Monday, November 11, 2013

Finally....I feel like I'm there

"Age gave me the freedom to be me.."
      ~ When I was younger I was always living in the future. I used to think, "I'll be happy when I'm thinner, prettier, more popular"....there was always some place I was reaching to get to so I could give myself permission to be happy. Little did I know this whole time it was here all along; it was already within me ~
        Hello Loves! Happy Monday...can you believe it's already the holiday season? I love it! I love the warmth within strangers, gingerbread lattes, windy days...it's just a special time. So I was thinking of this past year & in a few weeks I'll be coming upon my 31st birthday. Wow...time flies when you're having fun. 30 has literally been one of my most defying and growing years in so many amazing ways. The other day I was at a family baptism & a few of my family members said to me & to my Mom how I seem so happy. And you know what? They're absolutely right. I have never felt at peace in so many ways & I truly believe turning 30 has done that. 
       As most of you who have followed my blog and daily self-love posts on instagram know my story. And for those of you who don't...well let's just say it was a rocky road to get to where I am. But I would not have it any other way. I realized that next month will be a year since I have been in remission with my legs. I have not had to use a cane, no crazy Doctor apts...just my regular appointments to check up on my autoimmune disease to make sure I stay in remission. I am so blessed to be healthy, & there is never a day that goes by that I don't thank God for that. Especially since the past two & a half years I was always sick & relapsing.
     
     I was lucky enough to fall in love, not once this year but twice. And even though that break up hurt me back in the beginning of summer, I'll always be grateful for that time. My ex showed me to believe in love again, & now my current love has showed me what a "Fairy Tale Love" feels like. I've found my true soul mate in my childhood best friend. I joked with him the other day that if I would of known he'd be the one at 15, I could of saved myself so many years of sadness, bad dates, & heartache with men. But he'd reminded me that timing was everything. He's right...because I was that girl who never felt good enough therefore I chose guys who maybe weren't the best for me. They disappointed me, left me speechless at times, & broke my heart. Yet each relationship showed me who I was, each ending led me to a new beginning. A stronger version of myself. And now that I have Donald, I see that he only helps to guide me to be a better person. A more loving, compassionate, & strong person. With him I'm "there" already. 
        But best of all, turning 30 gave me the freedom to be me. The brave me, the vulnerable me, the genuine me, & in the end I FINALLY felt like I discovered the true beauty in me. As a teen I was so mean to myself, & constantly living in the "When I get there," mentality. I was searching for the perfect number on the scale, when this year I finally threw out my food journal & scale & just made the decision to eat to live, not live to eat. And I'm the healthiest I've ever been. I graduated college with my AA, & I plan to go back but after years of struggling with my learning disability,  I am taking a break. Graduation was a breakthrough moment because for me it validated my perseverance. And never feeling smart enough has always been a huge insecurity for me. And when I put on that cap & gown this year, I felt "there" FINALLY. I had my first solo art show & sold pieces, which was so gratifying because I was FINALLY brave enough to share my personal pieces of art. I FINALLY left my job of ten years, & got over my fear of unknown territory. All these dreams had started to become reality & it was as if I was on the outside looking in. 

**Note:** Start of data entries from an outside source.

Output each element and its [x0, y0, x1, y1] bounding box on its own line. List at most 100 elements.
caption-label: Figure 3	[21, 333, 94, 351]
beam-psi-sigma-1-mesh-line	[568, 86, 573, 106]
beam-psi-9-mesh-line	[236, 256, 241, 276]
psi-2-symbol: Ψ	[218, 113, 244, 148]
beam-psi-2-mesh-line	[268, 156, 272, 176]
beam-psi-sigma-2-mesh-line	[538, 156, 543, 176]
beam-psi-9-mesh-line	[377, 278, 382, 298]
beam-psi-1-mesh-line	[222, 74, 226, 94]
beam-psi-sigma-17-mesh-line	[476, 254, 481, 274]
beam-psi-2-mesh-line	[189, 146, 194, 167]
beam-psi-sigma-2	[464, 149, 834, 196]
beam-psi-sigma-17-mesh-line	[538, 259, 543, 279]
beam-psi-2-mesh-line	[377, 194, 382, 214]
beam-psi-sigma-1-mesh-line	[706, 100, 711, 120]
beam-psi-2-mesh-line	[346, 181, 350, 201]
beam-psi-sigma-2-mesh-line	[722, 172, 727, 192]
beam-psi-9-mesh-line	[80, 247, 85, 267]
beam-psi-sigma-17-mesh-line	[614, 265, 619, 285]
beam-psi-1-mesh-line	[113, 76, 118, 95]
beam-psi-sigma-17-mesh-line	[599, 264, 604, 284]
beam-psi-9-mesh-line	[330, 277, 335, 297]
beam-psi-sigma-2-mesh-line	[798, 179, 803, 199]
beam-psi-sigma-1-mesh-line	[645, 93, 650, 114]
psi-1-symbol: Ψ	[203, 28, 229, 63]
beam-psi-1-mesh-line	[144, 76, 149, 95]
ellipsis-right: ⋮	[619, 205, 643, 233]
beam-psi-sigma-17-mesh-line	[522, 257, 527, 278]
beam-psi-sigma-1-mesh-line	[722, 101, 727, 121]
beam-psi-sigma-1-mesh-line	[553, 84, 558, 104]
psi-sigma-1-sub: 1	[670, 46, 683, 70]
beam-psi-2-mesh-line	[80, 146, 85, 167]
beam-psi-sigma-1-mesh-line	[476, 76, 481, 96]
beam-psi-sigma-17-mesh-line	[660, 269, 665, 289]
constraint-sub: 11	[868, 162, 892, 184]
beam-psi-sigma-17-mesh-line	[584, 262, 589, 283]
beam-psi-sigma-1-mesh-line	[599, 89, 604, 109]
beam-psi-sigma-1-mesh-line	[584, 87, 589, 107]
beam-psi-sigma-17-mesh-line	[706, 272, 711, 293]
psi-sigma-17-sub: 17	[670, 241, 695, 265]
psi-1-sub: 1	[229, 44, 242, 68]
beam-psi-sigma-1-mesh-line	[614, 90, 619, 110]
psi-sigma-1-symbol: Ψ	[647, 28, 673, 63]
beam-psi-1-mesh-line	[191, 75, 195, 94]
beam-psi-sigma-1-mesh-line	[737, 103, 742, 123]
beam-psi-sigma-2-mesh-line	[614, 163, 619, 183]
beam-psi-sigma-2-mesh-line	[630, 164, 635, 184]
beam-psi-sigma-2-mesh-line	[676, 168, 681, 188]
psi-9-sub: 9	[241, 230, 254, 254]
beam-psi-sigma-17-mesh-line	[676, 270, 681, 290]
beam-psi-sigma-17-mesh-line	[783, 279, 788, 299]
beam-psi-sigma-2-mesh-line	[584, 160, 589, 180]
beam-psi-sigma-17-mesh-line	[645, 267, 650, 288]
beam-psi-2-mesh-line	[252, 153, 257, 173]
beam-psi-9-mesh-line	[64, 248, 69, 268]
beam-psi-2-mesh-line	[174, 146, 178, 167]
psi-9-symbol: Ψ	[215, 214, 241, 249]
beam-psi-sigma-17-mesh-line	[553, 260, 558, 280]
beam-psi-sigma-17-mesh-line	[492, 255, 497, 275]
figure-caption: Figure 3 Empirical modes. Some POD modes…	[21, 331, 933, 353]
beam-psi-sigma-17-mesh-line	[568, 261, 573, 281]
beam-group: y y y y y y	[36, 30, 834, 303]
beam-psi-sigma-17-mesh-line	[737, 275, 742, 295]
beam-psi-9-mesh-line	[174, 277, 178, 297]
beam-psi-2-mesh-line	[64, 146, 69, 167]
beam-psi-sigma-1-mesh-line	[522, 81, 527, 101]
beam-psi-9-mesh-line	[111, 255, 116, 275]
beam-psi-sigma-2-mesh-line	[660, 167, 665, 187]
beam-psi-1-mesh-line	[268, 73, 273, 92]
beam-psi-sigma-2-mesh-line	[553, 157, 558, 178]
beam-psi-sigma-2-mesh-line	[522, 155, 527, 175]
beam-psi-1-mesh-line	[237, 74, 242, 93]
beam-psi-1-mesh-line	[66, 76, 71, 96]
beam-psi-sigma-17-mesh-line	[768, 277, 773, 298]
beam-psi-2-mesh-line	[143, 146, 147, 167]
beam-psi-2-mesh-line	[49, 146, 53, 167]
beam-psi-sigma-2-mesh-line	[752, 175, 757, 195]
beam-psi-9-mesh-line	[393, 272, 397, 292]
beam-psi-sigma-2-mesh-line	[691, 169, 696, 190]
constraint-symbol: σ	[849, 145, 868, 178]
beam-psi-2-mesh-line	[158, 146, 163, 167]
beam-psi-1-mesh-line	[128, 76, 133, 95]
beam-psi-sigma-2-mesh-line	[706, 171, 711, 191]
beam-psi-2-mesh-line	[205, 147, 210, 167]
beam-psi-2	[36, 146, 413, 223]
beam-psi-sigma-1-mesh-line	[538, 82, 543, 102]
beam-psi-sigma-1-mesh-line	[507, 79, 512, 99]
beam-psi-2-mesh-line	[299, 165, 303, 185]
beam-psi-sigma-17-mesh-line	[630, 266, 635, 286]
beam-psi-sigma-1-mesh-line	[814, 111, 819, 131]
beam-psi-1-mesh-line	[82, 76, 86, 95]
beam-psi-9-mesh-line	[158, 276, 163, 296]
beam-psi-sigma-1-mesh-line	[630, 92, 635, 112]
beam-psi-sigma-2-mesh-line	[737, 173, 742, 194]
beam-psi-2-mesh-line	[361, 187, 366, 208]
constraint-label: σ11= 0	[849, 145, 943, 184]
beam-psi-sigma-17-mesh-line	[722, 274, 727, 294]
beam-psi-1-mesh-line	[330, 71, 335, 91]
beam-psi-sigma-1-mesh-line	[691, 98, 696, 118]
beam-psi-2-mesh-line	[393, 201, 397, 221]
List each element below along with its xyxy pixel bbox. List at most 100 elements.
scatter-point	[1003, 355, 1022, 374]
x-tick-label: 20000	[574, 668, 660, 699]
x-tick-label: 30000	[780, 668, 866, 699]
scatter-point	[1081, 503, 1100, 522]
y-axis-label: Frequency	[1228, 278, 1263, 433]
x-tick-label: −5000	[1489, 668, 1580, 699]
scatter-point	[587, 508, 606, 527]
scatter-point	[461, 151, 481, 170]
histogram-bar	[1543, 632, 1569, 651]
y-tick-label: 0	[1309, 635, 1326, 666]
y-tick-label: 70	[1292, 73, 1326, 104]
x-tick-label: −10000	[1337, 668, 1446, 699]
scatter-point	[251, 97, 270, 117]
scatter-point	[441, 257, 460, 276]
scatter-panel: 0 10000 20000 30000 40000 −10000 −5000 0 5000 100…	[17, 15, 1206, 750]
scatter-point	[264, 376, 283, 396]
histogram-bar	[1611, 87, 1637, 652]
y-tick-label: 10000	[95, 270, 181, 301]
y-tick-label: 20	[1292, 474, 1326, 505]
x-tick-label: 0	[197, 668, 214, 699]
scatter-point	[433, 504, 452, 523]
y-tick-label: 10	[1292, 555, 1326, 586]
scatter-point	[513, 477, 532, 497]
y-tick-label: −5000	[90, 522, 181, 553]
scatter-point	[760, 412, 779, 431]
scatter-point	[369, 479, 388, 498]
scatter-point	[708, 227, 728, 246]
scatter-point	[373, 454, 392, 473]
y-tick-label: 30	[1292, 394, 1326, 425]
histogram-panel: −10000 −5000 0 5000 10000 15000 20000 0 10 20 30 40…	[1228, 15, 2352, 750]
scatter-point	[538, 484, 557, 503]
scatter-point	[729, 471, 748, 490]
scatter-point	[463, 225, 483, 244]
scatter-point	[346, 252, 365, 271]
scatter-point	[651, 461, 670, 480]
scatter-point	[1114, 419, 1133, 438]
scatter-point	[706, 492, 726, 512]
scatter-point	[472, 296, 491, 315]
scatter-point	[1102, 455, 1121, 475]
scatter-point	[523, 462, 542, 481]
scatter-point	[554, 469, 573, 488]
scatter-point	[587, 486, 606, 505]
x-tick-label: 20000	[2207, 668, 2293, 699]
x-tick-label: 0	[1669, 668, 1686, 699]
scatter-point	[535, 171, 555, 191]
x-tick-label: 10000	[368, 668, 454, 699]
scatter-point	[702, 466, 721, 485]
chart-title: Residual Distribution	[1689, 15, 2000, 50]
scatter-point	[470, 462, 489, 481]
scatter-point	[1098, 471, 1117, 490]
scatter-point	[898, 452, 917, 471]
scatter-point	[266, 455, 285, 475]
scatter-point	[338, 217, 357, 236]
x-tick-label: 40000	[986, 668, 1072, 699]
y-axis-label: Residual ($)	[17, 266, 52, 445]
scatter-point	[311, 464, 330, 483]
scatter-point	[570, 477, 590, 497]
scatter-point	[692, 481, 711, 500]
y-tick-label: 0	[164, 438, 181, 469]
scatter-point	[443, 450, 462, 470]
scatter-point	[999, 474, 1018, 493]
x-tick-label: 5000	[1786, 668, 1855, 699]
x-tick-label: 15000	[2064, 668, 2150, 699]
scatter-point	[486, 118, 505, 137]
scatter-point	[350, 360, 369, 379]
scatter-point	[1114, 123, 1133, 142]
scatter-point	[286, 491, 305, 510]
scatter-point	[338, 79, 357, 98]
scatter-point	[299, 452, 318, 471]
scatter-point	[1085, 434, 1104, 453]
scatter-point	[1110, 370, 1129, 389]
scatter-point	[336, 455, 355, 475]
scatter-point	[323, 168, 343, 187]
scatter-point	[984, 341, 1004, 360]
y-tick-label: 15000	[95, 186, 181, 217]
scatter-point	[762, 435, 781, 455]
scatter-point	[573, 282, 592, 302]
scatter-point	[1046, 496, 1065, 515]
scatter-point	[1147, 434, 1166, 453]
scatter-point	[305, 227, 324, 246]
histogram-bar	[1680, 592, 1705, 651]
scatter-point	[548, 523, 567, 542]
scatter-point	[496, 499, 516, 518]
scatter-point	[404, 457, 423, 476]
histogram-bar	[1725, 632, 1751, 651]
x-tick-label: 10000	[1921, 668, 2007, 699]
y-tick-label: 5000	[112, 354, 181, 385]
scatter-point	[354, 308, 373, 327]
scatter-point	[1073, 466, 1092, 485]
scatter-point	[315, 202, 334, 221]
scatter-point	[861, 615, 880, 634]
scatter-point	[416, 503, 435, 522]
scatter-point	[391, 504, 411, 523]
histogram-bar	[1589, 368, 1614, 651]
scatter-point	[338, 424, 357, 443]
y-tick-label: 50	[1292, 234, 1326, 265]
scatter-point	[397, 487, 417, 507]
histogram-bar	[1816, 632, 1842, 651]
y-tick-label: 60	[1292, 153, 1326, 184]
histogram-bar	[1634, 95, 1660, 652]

        I feel like all these happy moments are everything I deserve. Only pure happiness can be appreciated when you have been through dark phases. My faith in God & praying to my Nana has helped. Writing has helped. Running & yoga have helped. My family & friends have helped. But in the end it all came down to changing my perspective. And last year a few days after my 30th birthday something FINALLY clicked, & I knew if I wanted to be truly happy I'd have to work for it. And I have...& the beauty in that is I was so close to being "there"...but I just had to allow myself to FINALLY realize it. And you all will too, if you haven't already.